Par conséquent, il faut tout simplement retenir que l'étude des médias sénégalais sous le prisme de l'éthique et de la déontologie est un terrain prometteur. La liberté d'information, celle d'opinion étant protégée, il y a une crainte que les dérives se propagent et prennent des proportions très dommageables aux médias eux-mêmes. Toutefois, il n'est pas question de faire un retour en arrière, ce qui serait un sacrifice de la liberté individuelle. On se rappelle cette polémique qui a opposé ROUSSEAU à VOLTAIRE: l'un déplorant le fait que « l'homme est devenu un loup pour l'homme » et l'autre taxant son contradicteur de vouloir ramener la civilisation à l'âge de la pierre. Les dérapages et les dérives semblent être le résultat de la liberté acquise au fil des années. Maintenant, il revient aux détenteurs de sites de montrer qu'ils sont en mesure de faire usage de cette liberté tout en instaurant des médias de qualité. L'exemple donné par certains sites qui font un véritable travail de ménage constitue à ce propos une image qui montre l'importance de la responsabilité des médias et des professionnels du net vis à vis du public qui les fait confiance. La toile est aujourd'hui un élément d'éducation ; un média, qui n'accorde pas assez d'importance aux principes éthiques et déontologiques qui lui sont nécessaires, ne peut pas aider le peuple à y voir plus clair et à comprendre l'évolution du monde.

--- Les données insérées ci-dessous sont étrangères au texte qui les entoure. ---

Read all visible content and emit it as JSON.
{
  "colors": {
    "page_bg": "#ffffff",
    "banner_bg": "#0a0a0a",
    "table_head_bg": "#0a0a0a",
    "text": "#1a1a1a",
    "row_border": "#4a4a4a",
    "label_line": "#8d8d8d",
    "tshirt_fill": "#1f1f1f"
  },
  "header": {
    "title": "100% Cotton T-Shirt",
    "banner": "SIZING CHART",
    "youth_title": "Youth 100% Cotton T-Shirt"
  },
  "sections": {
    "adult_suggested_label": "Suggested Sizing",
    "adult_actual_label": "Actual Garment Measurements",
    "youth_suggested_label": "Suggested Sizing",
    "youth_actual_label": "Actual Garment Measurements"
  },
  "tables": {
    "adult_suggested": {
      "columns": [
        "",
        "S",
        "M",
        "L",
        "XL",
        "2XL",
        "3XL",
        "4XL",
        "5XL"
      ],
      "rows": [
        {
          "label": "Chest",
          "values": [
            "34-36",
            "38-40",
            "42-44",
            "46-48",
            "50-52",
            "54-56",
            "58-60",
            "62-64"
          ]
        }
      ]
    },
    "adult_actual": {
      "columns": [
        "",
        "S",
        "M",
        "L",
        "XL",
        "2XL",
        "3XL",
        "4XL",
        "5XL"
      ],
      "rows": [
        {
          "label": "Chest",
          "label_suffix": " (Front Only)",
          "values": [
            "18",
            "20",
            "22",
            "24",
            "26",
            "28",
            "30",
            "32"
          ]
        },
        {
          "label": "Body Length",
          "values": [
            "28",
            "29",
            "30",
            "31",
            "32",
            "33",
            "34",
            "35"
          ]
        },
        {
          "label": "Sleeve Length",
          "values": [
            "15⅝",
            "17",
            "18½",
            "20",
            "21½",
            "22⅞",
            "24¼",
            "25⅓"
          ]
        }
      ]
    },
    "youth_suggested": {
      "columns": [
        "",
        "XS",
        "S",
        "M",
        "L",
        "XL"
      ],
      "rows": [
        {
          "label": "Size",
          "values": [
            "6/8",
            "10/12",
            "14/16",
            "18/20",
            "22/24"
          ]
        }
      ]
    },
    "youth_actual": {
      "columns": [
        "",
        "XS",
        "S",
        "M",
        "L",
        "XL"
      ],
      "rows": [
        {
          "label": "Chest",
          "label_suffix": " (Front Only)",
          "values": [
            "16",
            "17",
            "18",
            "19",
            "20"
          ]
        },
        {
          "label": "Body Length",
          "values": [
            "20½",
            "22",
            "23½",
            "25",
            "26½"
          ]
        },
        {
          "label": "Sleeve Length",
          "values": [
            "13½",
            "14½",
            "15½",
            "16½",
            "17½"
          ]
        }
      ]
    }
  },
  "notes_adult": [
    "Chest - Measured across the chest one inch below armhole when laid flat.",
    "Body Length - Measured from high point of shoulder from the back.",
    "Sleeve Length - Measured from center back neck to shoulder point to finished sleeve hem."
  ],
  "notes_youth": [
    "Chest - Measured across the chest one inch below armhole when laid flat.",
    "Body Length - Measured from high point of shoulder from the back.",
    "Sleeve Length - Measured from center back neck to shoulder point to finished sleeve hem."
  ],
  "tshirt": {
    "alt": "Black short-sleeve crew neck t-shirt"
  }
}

Quelle est l'importance des « encadrés de correction », des « droits de réponses », du « courrier des lecteurs » ou des « forums » aussi bien pour le journal que pour le lecteur s'il n'existe aucun respect ? Qui sont ces médiateurs dont la présence dans les rédactions est devenue de plus en plus vitale ; sont-ils plus au service du média que du public ? La toile est-elle un lieu de défoulement derrière un clavier ? Voilà autant d'interrogations et de pistes de réflexion qui vont nécessiter une investigation sur le terrain et des rencontres avec les professionnels et les spécialistes des médias sénégalais pour protéger ce qui est le plus cher chez nous : l'unité nationale, le respect des institutions politiques et religieuses ainsi que la téranga sénégalaise qui font partout notre fierté.